Most people think fat is gross with a capital G.  They’d rather be dead than have extra fatty fat on their bodies.  And, I’m not going to lie…I was lead to believe this is the way I should think about fat, and myself, since I’m a fatty fat girl.  But, not now.  I couldn’t give a shit less if you think my fat makes me gross, unhealthy or unattractive.  It’s part of me, something I’ve been since I’ve been like 6, and I’d have to make being anything different a full time job.  BUT, I realized last night what a good protector my fat is.  I went to a bar with a few friends last night.  We had a great time, good food, drinks, and a table of drunk guys served as our entertainment.  Two of my friends have  what society deems the “perfect” body.  Thin, with a nice shape.  Their conventional beauty was what drew the drunk guys over to our table, brought on stares, and being oogled and HIT ON by OLD, CREEPY men.  Guess what?  No, old, creepy man hit on me.  I didn’t have to deal with slimey, skeevy, shady  men.  I just got to sit there and laugh at how weird men really are (and yes, I did feel bad for my friends, I’m not in competition with them, I think they’re awesome, wonderful people.)

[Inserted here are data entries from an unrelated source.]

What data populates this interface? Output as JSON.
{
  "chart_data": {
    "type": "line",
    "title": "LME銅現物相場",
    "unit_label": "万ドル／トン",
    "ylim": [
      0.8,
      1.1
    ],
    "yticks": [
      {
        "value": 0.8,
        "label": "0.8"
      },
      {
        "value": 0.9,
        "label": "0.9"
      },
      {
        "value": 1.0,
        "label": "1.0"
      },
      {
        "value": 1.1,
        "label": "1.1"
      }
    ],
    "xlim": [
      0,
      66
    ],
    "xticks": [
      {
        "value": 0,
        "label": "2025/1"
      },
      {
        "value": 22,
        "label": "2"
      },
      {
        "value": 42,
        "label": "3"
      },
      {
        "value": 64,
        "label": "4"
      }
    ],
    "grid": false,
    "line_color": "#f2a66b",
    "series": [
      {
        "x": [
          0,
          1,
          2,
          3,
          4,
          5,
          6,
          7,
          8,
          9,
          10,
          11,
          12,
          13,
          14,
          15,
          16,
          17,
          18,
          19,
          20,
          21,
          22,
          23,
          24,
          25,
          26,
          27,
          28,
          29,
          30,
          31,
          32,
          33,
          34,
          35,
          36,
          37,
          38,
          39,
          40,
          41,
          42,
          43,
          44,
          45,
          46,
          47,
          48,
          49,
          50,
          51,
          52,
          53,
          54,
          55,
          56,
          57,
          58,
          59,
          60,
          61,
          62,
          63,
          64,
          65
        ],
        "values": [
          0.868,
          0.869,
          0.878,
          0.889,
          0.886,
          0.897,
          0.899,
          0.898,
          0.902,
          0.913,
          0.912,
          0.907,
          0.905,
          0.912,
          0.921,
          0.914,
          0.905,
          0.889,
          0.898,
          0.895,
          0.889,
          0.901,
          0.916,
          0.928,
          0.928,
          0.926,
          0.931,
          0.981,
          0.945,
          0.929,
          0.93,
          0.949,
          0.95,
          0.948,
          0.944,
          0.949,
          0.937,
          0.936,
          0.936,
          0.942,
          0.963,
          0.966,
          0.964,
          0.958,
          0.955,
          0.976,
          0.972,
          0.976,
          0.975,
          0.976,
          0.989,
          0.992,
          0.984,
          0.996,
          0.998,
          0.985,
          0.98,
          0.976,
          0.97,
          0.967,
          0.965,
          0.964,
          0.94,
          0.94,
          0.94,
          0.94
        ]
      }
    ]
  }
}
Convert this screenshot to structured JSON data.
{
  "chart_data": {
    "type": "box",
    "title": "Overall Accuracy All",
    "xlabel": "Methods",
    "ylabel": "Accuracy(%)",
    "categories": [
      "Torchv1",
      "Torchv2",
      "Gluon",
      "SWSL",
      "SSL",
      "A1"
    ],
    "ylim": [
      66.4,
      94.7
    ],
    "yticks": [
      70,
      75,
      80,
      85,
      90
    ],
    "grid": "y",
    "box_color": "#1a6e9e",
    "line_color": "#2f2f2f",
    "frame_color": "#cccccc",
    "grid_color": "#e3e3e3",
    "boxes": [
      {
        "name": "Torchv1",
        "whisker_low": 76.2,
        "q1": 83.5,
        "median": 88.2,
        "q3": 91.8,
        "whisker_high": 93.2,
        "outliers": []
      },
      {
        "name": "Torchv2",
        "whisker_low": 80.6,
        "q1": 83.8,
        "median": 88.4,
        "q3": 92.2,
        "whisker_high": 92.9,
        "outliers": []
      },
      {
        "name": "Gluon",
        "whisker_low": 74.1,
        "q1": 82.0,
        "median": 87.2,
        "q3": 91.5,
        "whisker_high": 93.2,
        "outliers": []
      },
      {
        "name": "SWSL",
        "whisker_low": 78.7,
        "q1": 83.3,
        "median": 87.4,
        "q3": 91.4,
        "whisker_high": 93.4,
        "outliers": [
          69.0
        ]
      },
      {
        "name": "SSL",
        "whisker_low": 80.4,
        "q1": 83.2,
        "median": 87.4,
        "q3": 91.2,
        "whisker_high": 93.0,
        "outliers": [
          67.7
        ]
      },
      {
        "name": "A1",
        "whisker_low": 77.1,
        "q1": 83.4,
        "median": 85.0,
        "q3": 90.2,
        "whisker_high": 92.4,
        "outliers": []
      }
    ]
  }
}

But, thinking about that whole dynamic brings me to this thought.  Thank God for my fat, because I want a guy to walk up and talk to me because he thinks I’m great as is.  I want a guy who doesn’t care what society or other people think.  I want a guy who likes to be weird in a good way.  One who cares about real things, not about hitting on the hot girl because his buddies will think he’s the coolest ever.  And, if that never happens oh well, at least my chances of old, creepy men hitting on me are considerably lower than your average girl.